Although the Bentleys and their family did not attend Drexel, they have become appreciative supporters of the Drexel education and the Honors College. Bentley Systems helped establish the College’s App Development Lab. As a Drexel trustee and chair of the Pennoni Honors College Advisory Board, Greg Bentley has been a counselor to Cohen and an advocate for a consolidated space for honors programming over the years. A number of Drexel alumni currently work at Bentley Systems and typically about eight Drexel students work annually in paid cooperative education jobs at the company.

Greg Bentley said, “Caroline and I both benefited from enthusiastic honors program participation during college and we are gratified to be able to help Drexel’s Honors College students to now experience the best of all educational worlds — becoming well-prepared for great jobs, taking advantage of challenging but intimate liberal arts courses as the foundation for a well-rounded life and starting college in a congenial living/learning setting. Even better is that Bentley Hall, as home to the Pennoni Honors College’s campus-wide programming, will resourcefully serve the whole community of admirably industrious Drexel students. As Drexel appropriately says, their ‘ambition can’t wait!’”

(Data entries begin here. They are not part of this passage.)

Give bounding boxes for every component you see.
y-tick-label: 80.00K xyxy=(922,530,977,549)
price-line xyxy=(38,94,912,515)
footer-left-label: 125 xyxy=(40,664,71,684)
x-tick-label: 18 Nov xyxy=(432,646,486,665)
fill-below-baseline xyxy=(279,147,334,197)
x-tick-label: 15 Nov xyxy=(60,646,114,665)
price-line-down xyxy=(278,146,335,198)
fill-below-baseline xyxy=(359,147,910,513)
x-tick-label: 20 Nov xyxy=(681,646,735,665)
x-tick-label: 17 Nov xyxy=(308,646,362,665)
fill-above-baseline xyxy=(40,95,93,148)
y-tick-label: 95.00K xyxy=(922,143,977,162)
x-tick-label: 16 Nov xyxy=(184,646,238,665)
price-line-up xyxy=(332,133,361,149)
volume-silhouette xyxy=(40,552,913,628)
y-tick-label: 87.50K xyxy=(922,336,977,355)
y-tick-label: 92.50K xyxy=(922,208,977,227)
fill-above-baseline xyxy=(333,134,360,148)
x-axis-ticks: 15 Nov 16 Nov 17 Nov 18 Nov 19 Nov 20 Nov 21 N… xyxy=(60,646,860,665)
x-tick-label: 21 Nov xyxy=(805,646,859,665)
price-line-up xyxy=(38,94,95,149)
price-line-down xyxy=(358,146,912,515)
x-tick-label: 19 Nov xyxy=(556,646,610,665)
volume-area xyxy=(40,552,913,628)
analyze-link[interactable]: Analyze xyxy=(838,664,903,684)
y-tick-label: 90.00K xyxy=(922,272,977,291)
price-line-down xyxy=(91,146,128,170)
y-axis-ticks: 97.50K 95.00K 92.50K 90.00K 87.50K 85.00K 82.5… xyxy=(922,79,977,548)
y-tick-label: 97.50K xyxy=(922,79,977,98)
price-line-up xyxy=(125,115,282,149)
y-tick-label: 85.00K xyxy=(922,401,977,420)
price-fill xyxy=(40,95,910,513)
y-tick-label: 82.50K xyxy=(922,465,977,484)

Bentley Systems is the leading global provider of software solutions to engineers, architects, geospatial professionals, constructors and owner-operators for the design, construction and operations of infrastructure, including transportation and other public works, utilities, industrial and resources plants, and commercial and institutional facilities. Headquartered in Exton, Pennsylvania, Bentley Systems employs more than 3,500 colleagues, generates annual revenues of $700 million in 170 countries, and has invested more than $1 billion in research, development and acquisitions since 2012. From inception in 1984, the company has remained majority-owned by its five founding Bentley brothers.